Nigerian soldiers in green camouflage and flak vests leapt from white U.N. helicopters onto the tarmac at Liberia's main airport, outside the country's besieged capital.
Machine guns at the ready, they crouched, taking up defensive positions on the landing strip.
West African leaders promise an eventual 3,250-strong deployment charged with helping end 14 years of conflict in the war-ruined country — and overseeing the departure of warlord turned-president Charles Taylor.
As an armored personnel carrier with mounted machine guns rolled off one of the later flights, scores of Liberian onlookers evaded security and ran toward the troops. "No more war. We want peace," they chanted, at one point lifting a commander, Col. Emeka Onwuama Egbu, to their shoulders.
Outside the terminal, two women danced in the rain, celebrating the arrival of the desperately hoped-for peace troops.
Even as peace troops landed, small-arms fire echoed in the neighborhoods of tin-roof shacks near Old Bridge, focus of a nearly two month attack as rebels try to push from Monrovia's port into downtown, heart of Taylor's government.
Col. Theophilus Tawiah of Ghana, the new force's chief of staff, said he knew how much Monrovia's trapped people had been waiting for the day. "And we hope to live up to their expectations," Tawiah said.
Authorities said 192 men and 33,000 pounds of equipment would deploy Monday. The West African deployment is to be followed within months by a U.N. peacekeeping force.
"We are ready. I can assure you of that," said Capt. Aliyu Jibril, commander of the first units to arrive. Jibril said the troops had a mandate that allows them to fire to protect themselves and civilians.
On Sunday, two of three U.S. warships full of Marines arrived off the country's Atlantic Ocean coast, ready if ordered to deploy to support the peacekeepers, although their exact role remained unclear. The Iwo Jima, an amphibious assault ship, and the Carter Hall, a dock landing ship are the two that have arrived. According to The New York Times, the Nashville, a support ship, is five days behind.
"We will have to see," if the Marines come ashore, said American Ambassador John Blaney, who was among the U.S., Liberian and Nigerian officials greeting the troops.
The United States, which oversaw Liberia's 19th-century founding by freed American slaves, has been under international pressure to intervene in the conflict.

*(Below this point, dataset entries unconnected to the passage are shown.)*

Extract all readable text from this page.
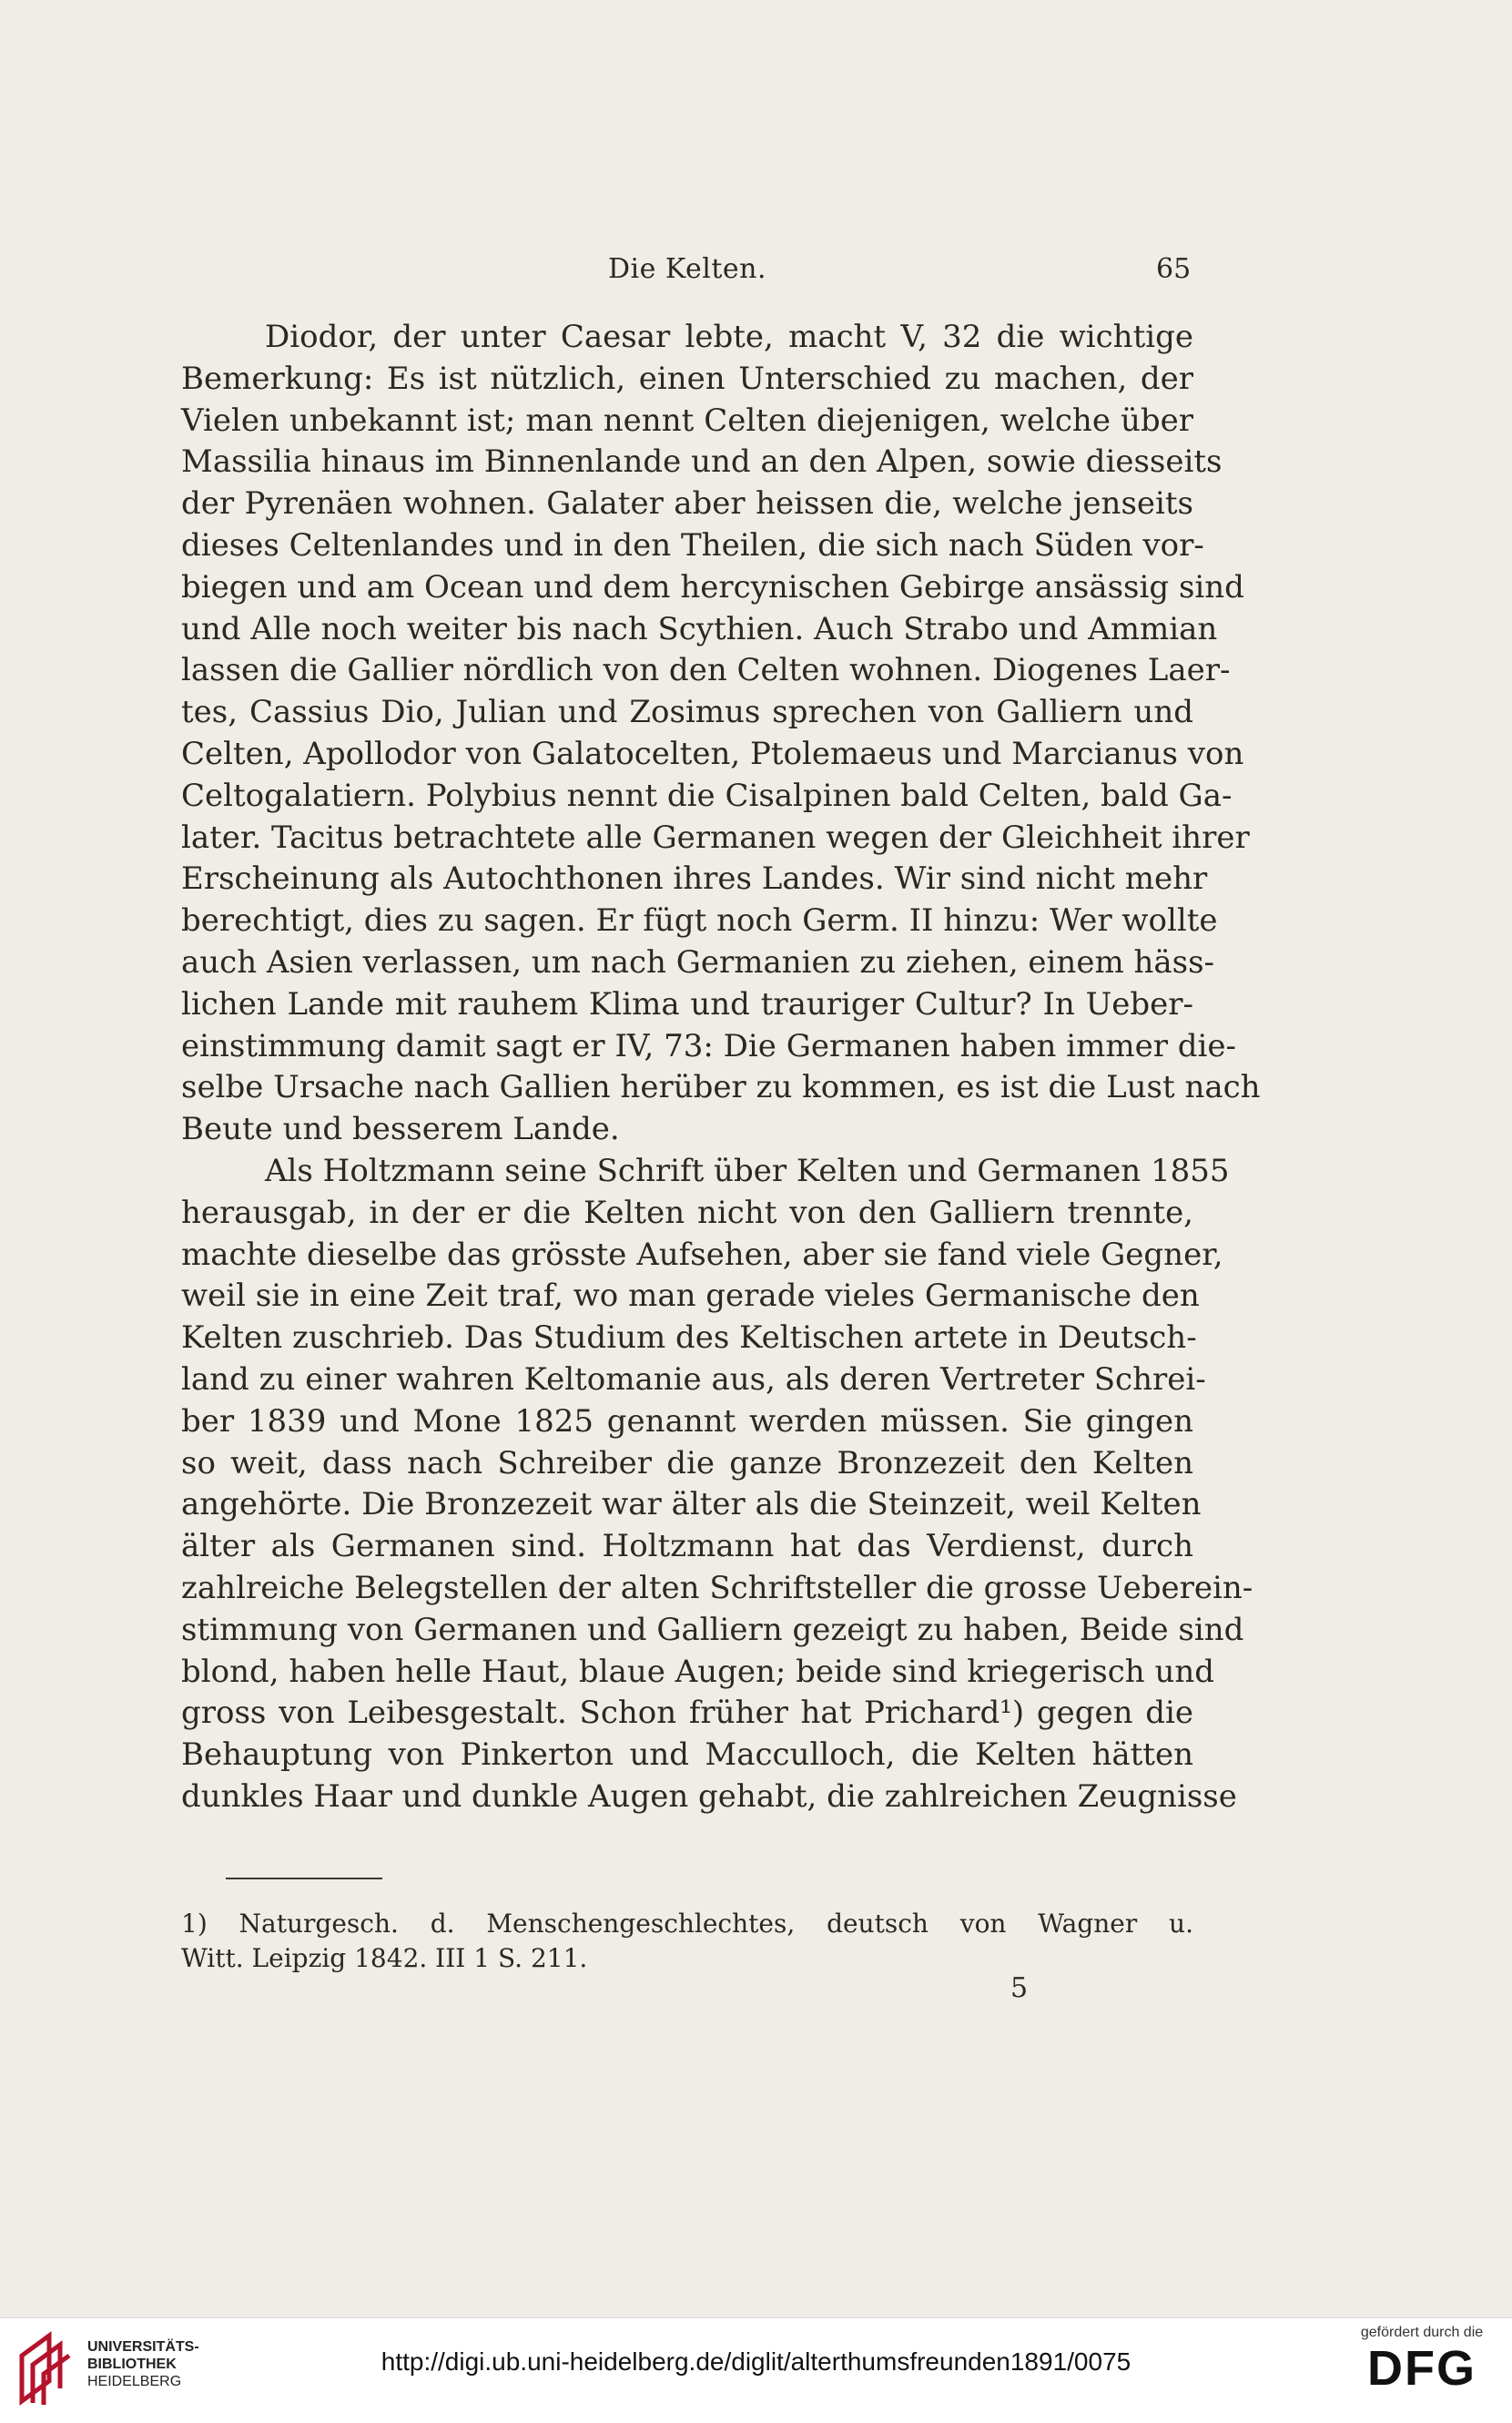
Die Kelten.	65
Diodor, der unter Caesar lebte, macht V, 32 die wichtige
Bemerkung: Es ist nützlich, einen Unterschied zu machen, der
Vielen unbekannt ist; man nennt Celten diejenigen, welche über
Massilia hinaus im Binnenlande und an den Alpen, sowie diesseits
der Pyrenäen wohnen. Galater aber heissen die, welche jenseits
dieses Celtenlandes und in den Theilen, die sich nach Süden vor-
biegen und am Ocean und dem hercynischen Gebirge ansässig sind
und Alle noch weiter bis nach Scythien. Auch Strabo und Ammian
lassen die Gallier nördlich von den Celten wohnen. Diogenes Laer-
tes, Cassius Dio, Julian und Zosimus sprechen von Galliern und
Celten, Apollodor von Galatocelten, Ptolemaeus und Marcianus von
Celtogalatiern. Polybius nennt die Cisalpinen bald Celten, bald Ga-
later. Tacitus betrachtete alle Germanen wegen der Gleichheit ihrer
Erscheinung als Autochthonen ihres Landes. Wir sind nicht mehr
berechtigt, dies zu sagen. Er fügt noch Germ. II hinzu: Wer wollte
auch Asien verlassen, um nach Germanien zu ziehen, einem häss-
lichen Lande mit rauhem Klima und trauriger Cultur? In Ueber-
einstimmung damit sagt er IV, 73: Die Germanen haben immer die-
selbe Ursache nach Gallien herüber zu kommen, es ist die Lust nach
Beute und besserem Lande.
Als Holtzmann seine Schrift über Kelten und Germanen 1855
herausgab, in der er die Kelten nicht von den Galliern trennte,
machte dieselbe das grösste Aufsehen, aber sie fand viele Gegner,
weil sie in eine Zeit traf, wo man gerade vieles Germanische den
Kelten zuschrieb. Das Studium des Keltischen artete in Deutsch-
land zu einer wahren Keltomanie aus, als deren Vertreter Schrei-
ber 1839 und Mone 1825 genannt werden müssen. Sie gingen
so weit, dass nach Schreiber die ganze Bronzezeit den Kelten
angehörte. Die Bronzezeit war älter als die Steinzeit, weil Kelten
älter als Germanen sind. Holtzmann hat das Verdienst, durch
zahlreiche Belegstellen der alten Schriftsteller die grosse Ueberein-
stimmung von Germanen und Galliern gezeigt zu haben, Beide sind
blond, haben helle Haut, blaue Augen; beide sind kriegerisch und
gross von Leibesgestalt. Schon früher hat Prichard¹) gegen die
Behauptung von Pinkerton und Macculloch, die Kelten hätten
dunkles Haar und dunkle Augen gehabt, die zahlreichen Zeugnisse
1) Naturgesch. d. Menschengeschlechtes, deutsch von Wagner u.
Witt. Leipzig 1842. III 1 S. 211.
5
UNIVERSITÄTS-
BIBLIOTHEK
HEIDELBERG
http://digi.ub.uni-heidelberg.de/diglit/alterthumsfreunden1891/0075
gefördert durch die
DFG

But President Bush, saying he is worried about overstretching American forces already committed to Iraq and Afghanistan, says no troops will enter until Taylor leaves.
At a news conference last week, Mr. Bush also said a cease-fire had to be in place before U.S. became involved. And he stressed that in any engagement in Liberia, "the troop strength will be limited, and the time frame will be limited."
In Monrovia, residents near the city's embattled port heard cheers and watched flares go up over the war-ruined city — rebels, celebrating the arrival of the West African troops.
"I want to see them with my own eyes. And when I do, even though I have no food, my belly will be big, and I will be happy," said Bangalu Wonwondor, a 62-year-old refugee.
West African leaders have promised the force to quell fighting in Liberia, where two months of rebel sieges on the capital have killed more than 1,000 civilians outright and left the refugee-crowded city of more than 1.3 million wracked by disease and desperately short of food and water.
The leader of the peacekeeping force for Liberia on Sunday sought to temper high expectations among the country's suffering people, saying the first troops would only secure the airport on the capital's outskirts.
Nigerian Brig. Gen. Festus Okonkwo said he asked both sides to return to the positions they held when they signed a June 17 cease-fire, broken repeatedly since then. He said he didn't expect peacekeepers to be attacked.
On the road to the airport, aid workers on Monday were preparing mass graves, readying them for the bodies of 70-80 people killed in fighting but left unclaimed at the morgue at Monrovia's main hospital.
Debt-strapped Nigeria, which is overseeing the deployment, says it needs far more international backing for the mission, expected eventually to cost at least $2 million daily.
U.S. officials also have promised $10 million in logistical support for the West African peacekeepers.
Taylor, a former warlord, pledged Saturday to cede power on Aug. 11 — meeting one demand by fellow African leaders and the United States.
However, his government has hedged on his promise to go into exile in Nigeria — saying he would leave the country only when enough peacekeepers are on the ground, and when a war-crimes indictment against him is dropped.
Taylor has promised to yield power since June 4, when a joint United Nations and Sierra Leone court revealed the war-crimes indictment against him for supporting rebels there.
Taylor is blamed for 14 years of conflict in Liberia that has killed more than 100,000 people, and is accused of trafficking and arming insurgents across the region.